The Cultural Basis for Defining “Natural”
To believe that human domination and exploitation of other species is part of the natural order requires that one see the two groups as fundamentally different, and that each has their own “essence.” This, however, disguises, the fact that these essences are defined by human culture and not objective properties of the world.
And yet it would be absurd to assert that there are no differences between humans and other species. But these differences become less distinct when viewed in a certain light: how do humans and other species differ with respect to their ability to experience fear, pain and pleasure? And how do these differences compare between differences among only humans? Consider the ability of a baby to feel fear vs that of an adult or a person with mental disabilities and you will see that it is quite difficult to make definitive claims about the subjective experience of other animals.
Karl Marx is often credited for introducing and discussing the idea of “human nature”, and in recent history, this idea has been studied comprehensively, especially with respect to racial and chauvinistic oppression. These lessons can be readily applied to non-human species. For example, according to the feminist theorist, Colette Guillaumin, presenting certain characteristics of individuals as “their nature” is a part of the ideology of oppression, since the alleged natural characteristics are determined by a context in which one group controls another. Classifying individuals according to “natural” groups, such as “blacks” or “women” causes and reinforces a social structure of control, ownership, and exploitation. Under this schema, individuals are classified in a way where they can be interchanged with any other individual in their group, rather than being perceived as their own, unique being. Once an individual is labeled as part of a specific group, their membership in that group becomes the only essential character that individual has, and their other characteristics have no value. Therefore, the reason certain individuals are subjugated to another isn’t because the individual’s nature, but because of their group membership.

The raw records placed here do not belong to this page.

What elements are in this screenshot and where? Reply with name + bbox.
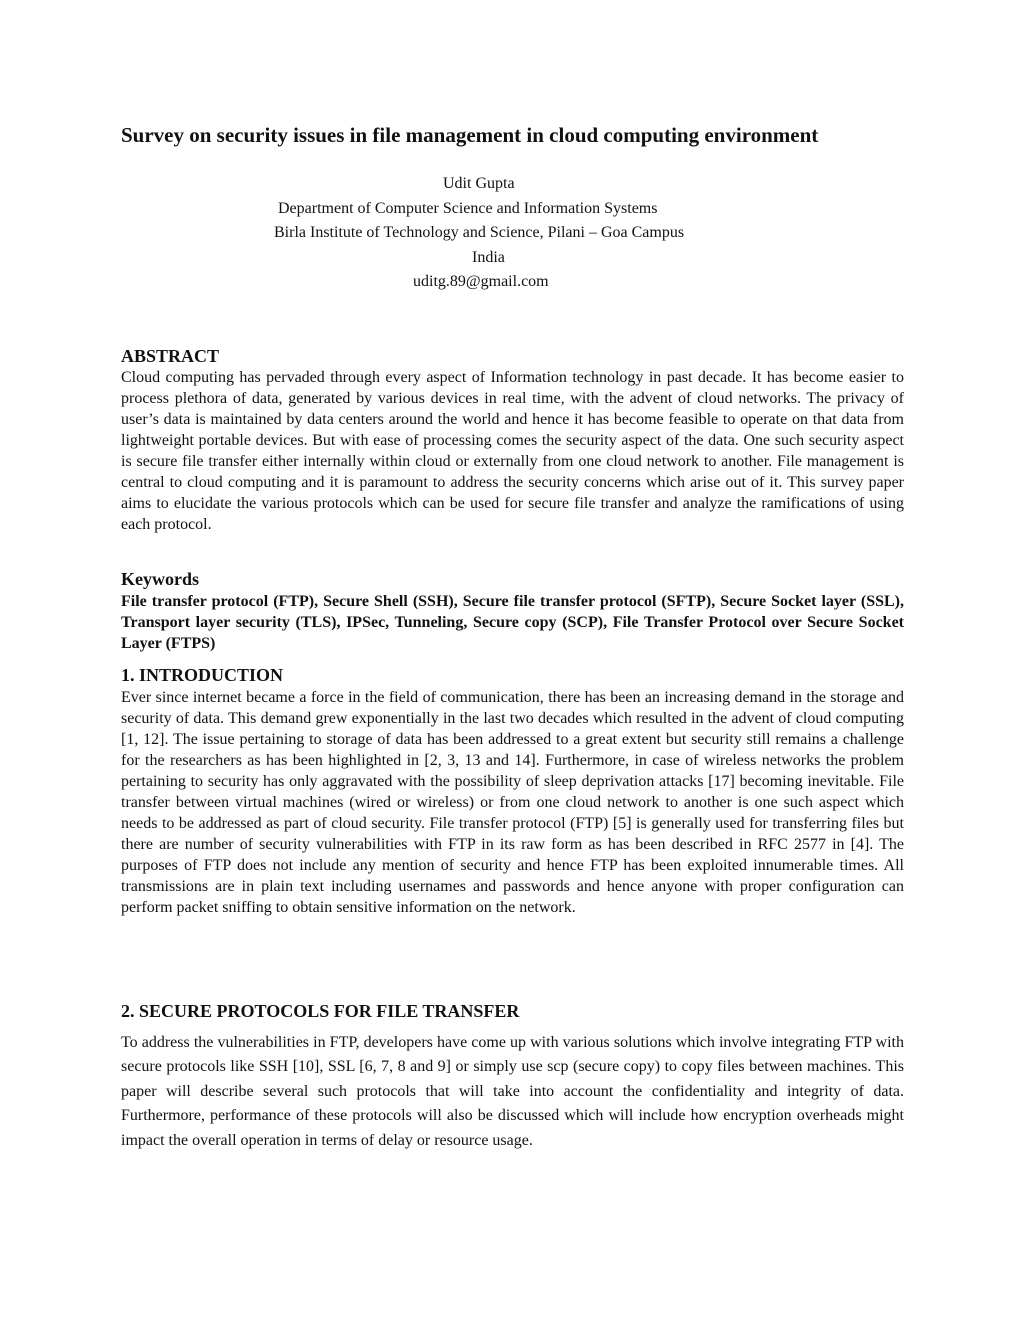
abstract-heading: ABSTRACT xyxy=(121,346,220,366)
author-department: Department of Computer Science and Information Systems xyxy=(278,199,658,217)
author-block xyxy=(121,172,904,295)
introduction-heading: 1. INTRODUCTION xyxy=(121,665,284,685)
keywords-list: File transfer protocol (FTP), Secure Shell (SSH), Secure file transfer protocol (SFTP), Secure Socket layer (SSL), Transport layer security (TLS), IPSec, Tunneling, Secure copy (SCP), File Transfer Protocol over Secure Socket Layer (FTPS) xyxy=(121,593,904,652)
secure-protocols-text: To address the vulnerabilities in FTP, developers have come up with various solutions which involve integrating FTP with secure protocols like SSH [10], SSL [6, 7, 8 and 9] or simply use scp (secure copy) to copy files between machines. This paper will describe several such protocols that will take into account the confidentiality and integrity of data. Furthermore, performance of these protocols will also be discussed which will include how encryption overheads might impact the overall operation in terms of delay or resource usage. xyxy=(121,1034,904,1149)
abstract-text: Cloud computing has pervaded through every aspect of Information technology in past decade. It has become easier to process plethora of data, generated by various devices in real time, with the advent of cloud networks. The privacy of user’s data is maintained by data centers around the world and hence it has become feasible to operate on that data from lightweight portable devices. But with ease of processing comes the security aspect of the data. One such security aspect is secure file transfer either internally within cloud or externally from one cloud network to another. File management is central to cloud computing and it is paramount to address the security concerns which arise out of it. This survey paper aims to elucidate the various protocols which can be used for secure file transfer and analyze the ramifications of using each protocol. xyxy=(121,369,904,533)
author-country: India xyxy=(472,248,505,266)
author-institute: Birla Institute of Technology and Science, Pilani – Goa Campus xyxy=(274,224,685,241)
paper-title: Survey on security issues in file management in cloud computing environment xyxy=(121,123,819,147)
author-name: Udit Gupta xyxy=(443,175,515,192)
keywords-heading: Keywords xyxy=(121,569,199,589)
author-email: uditg.89@gmail.com xyxy=(413,273,549,290)
secure-protocols-heading: 2. SECURE PROTOCOLS FOR FILE TRANSFER xyxy=(121,1001,520,1021)
introduction-text: Ever since internet became a force in the field of communication, there has been an increasing demand in the storage and security of data. This demand grew exponentially in the last two decades which resulted in the advent of cloud computing [1, 12]. The issue pertaining to storage of data has been addressed to a great extent but security still remains a challenge for the researchers as has been highlighted in [2, 3, 13 and 14]. Furthermore, in case of wireless networks the problem pertaining to security has only aggravated with the possibility of sleep deprivation attacks [17] becoming inevitable. File transfer between virtual machines (wired or wireless) or from one cloud network to another is one such aspect which needs to be addressed as part of cloud security. File transfer protocol (FTP) [5] is generally used for transferring files but there are number of security vulnerabilities with FTP in its raw form as has been described in RFC 2577 in [4]. The purposes of FTP does not include any mention of security and hence FTP has been exploited innumerable times. All transmissions are in plain text including usernames and passwords and hence anyone with proper configuration can perform packet sniffing to obtain sensitive information on the network. xyxy=(121,689,904,916)
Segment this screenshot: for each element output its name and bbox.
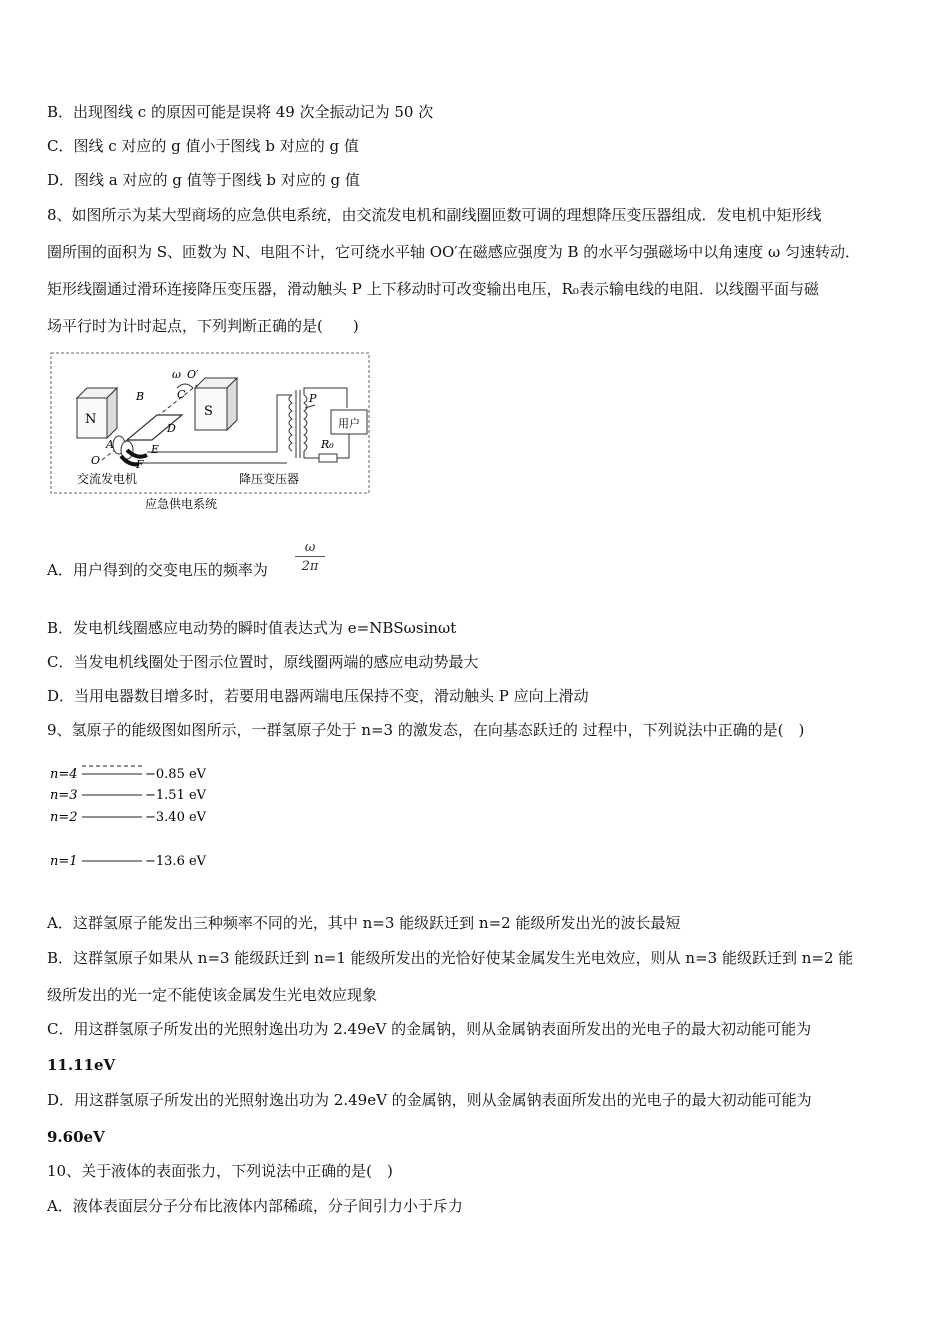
level-n3-energy: −1.51 eV <box>145 788 207 803</box>
fraction-numerator: ω <box>295 540 325 557</box>
label-generator: 交流发电机 <box>77 472 138 486</box>
label-c: C <box>177 388 186 401</box>
label-b: B <box>136 390 145 403</box>
emergency-power-system-figure <box>47 350 377 515</box>
label-r0: R₀ <box>321 438 334 451</box>
q7-option-c: C．图线 c 对应的 g 值小于图线 b 对应的 g 值 <box>47 137 359 155</box>
q9-option-c-line-1: C．用这群氢原子所发出的光照射逸出功为 2.49eV 的金属钠，则从金属钠表面所发出的光电子的最大初动能可能为 <box>47 1020 812 1038</box>
q9-option-c-line-2: 11.11eV <box>47 1056 116 1074</box>
label-s: S <box>204 404 213 419</box>
q8-option-b: B．发电机线圈感应电动势的瞬时值表达式为 e=NBSωsinωt <box>47 619 457 637</box>
q8-option-a: A．用户得到的交变电压的频率为 <box>47 561 268 579</box>
level-n3-label: n=3 <box>50 788 78 803</box>
level-n4-label: n=4 <box>50 767 78 782</box>
q7-option-b: B．出现图线 c 的原因可能是误将 49 次全振动记为 50 次 <box>47 103 434 121</box>
q9-option-b-line-2: 级所发出的光一定不能使该金属发生光电效应现象 <box>47 986 378 1004</box>
q7-option-d: D．图线 a 对应的 g 值等于图线 b 对应的 g 值 <box>47 171 360 189</box>
label-p: P <box>309 392 317 405</box>
label-o: O <box>91 454 101 467</box>
label-omega: ω <box>172 368 181 381</box>
secondary-coil <box>304 395 307 451</box>
level-n1-label: n=1 <box>50 854 78 869</box>
label-transformer: 降压变压器 <box>239 472 300 486</box>
resistor-r0 <box>319 454 337 462</box>
hydrogen-energy-level-diagram <box>47 758 227 878</box>
primary-coil <box>289 395 292 451</box>
q9-option-a: A．这群氢原子能发出三种频率不同的光，其中 n=3 能级跃迁到 n=2 能级所发出光的波长最短 <box>47 914 681 932</box>
level-n1-energy: −13.6 eV <box>145 854 207 869</box>
label-e: E <box>151 443 160 456</box>
fraction-denominator: 2π <box>301 559 319 574</box>
label-o-prime: O′ <box>187 368 199 381</box>
level-n4-energy: −0.85 eV <box>145 767 207 782</box>
q8-option-c: C．当发电机线圈处于图示位置时，原线圈两端的感应电动势最大 <box>47 653 479 671</box>
q9-option-d-line-1: D．用这群氢原子所发出的光照射逸出功为 2.49eV 的金属钠，则从金属钠表面所发出的光电子的最大初动能可能为 <box>47 1091 812 1109</box>
label-f: F <box>136 458 144 471</box>
q8-stem-line-3: 矩形线圈通过滑环连接降压变压器，滑动触头 P 上下移动时可改变输出电压，R₀表示输电线的电阻．以线圈平面与磁 <box>47 280 819 298</box>
q10-option-a: A．液体表面层分子分布比液体内部稀疏，分子间引力小于斥力 <box>47 1197 463 1215</box>
q8-stem-line-1: 8、如图所示为某大型商场的应急供电系统，由交流发电机和副线圈匝数可调的理想降压变压器组成．发电机中矩形线 <box>47 206 822 224</box>
label-a: A <box>106 438 114 451</box>
q9-stem: 9、氢原子的能级图如图所示，一群氢原子处于 n=3 的激发态，在向基态跃迁的 过程中，下列说法中正确的是( ) <box>47 721 805 739</box>
level-n2-label: n=2 <box>50 810 78 825</box>
level-n2-energy: −3.40 eV <box>145 810 207 825</box>
q8-stem-line-2: 圈所围的面积为 S、匝数为 N、电阻不计，它可绕水平轴 OO′在磁感应强度为 B 的水平匀强磁场中以角速度 ω 匀速转动． <box>47 243 861 261</box>
fraction-omega-over-2pi <box>295 540 325 577</box>
q10-stem: 10、关于液体的表面张力，下列说法中正确的是( ) <box>47 1162 393 1180</box>
label-d: D <box>167 422 176 435</box>
q9-option-b-line-1: B．这群氢原子如果从 n=3 能级跃迁到 n=1 能级所发出的光恰好使某金属发生光电效应，则从 n=3 能级跃迁到 n=2 能 <box>47 949 854 967</box>
figure-caption: 应急供电系统 <box>145 497 218 511</box>
label-n: N <box>85 412 97 427</box>
label-user: 用户 <box>338 417 360 430</box>
q8-option-d: D．当用电器数目增多时，若要用电器两端电压保持不变，滑动触头 P 应向上滑动 <box>47 687 589 705</box>
q8-stem-line-4: 场平行时为计时起点，下列判断正确的是( ) <box>47 317 359 335</box>
q9-option-d-line-2: 9.60eV <box>47 1128 105 1146</box>
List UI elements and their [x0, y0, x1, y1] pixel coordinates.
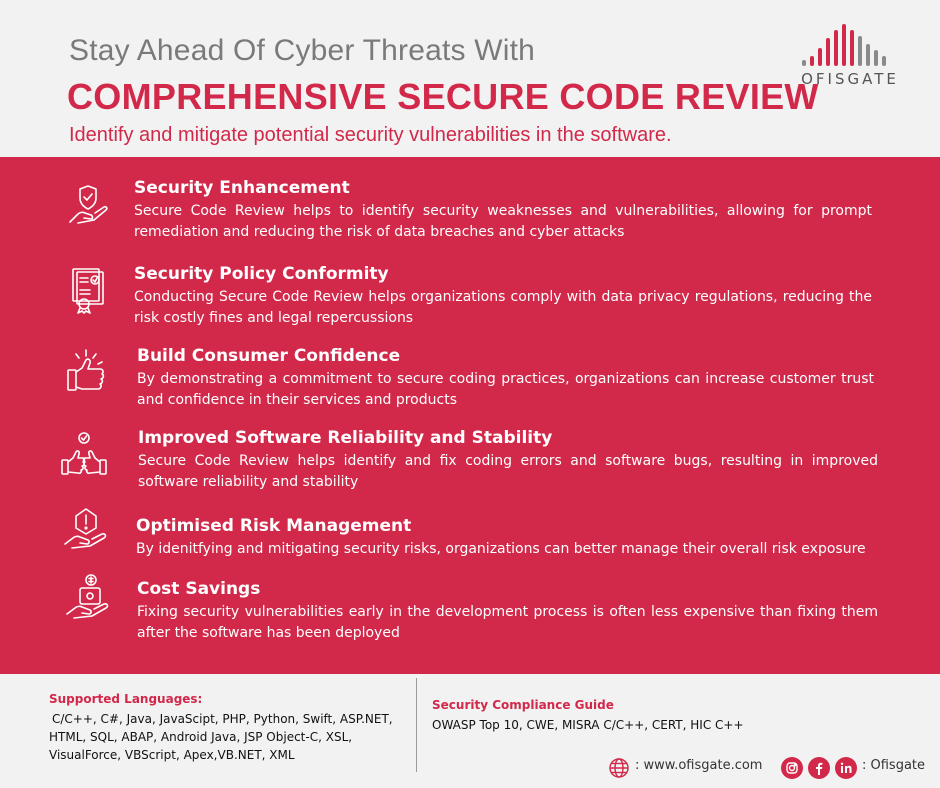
- benefit-description: Secure Code Review helps identify and fix coding errors and software bugs, resulting in improved software reliability and stability: [138, 453, 878, 490]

The above logic applies equally to non-human animals. For example, the claim that cows are used as food due to their nature, (passive creatures with a tendency to get fat and be eaten) conceals the fact that the term “cow” in our culture was created under an exploitative controlling relationship, which does not permit other characteristics of the controlled (the cow) to be realized.
The naturalistic fallacy is one of the most common rhetorical tools in the west, used to justify the harmful acts humans commit against other species. Despite being based on a logical fallacy of deriving values from facts, the myth has persuasive power. In secular culture, this power is derived from the authority commanded by the “scientific method.” The myth’s strength also comes from viewing “nature” as an ethical authority; far too frequently are ethical discussions on animals sidetracked by descriptions of facts as outcomes in themselves. The hidden assumption, again, is an “is-ought” fallacy: that what is ethical can be derived from what currently is. Descriptions of nature do not come from any innate “essence” or property, but from an exploitative culture.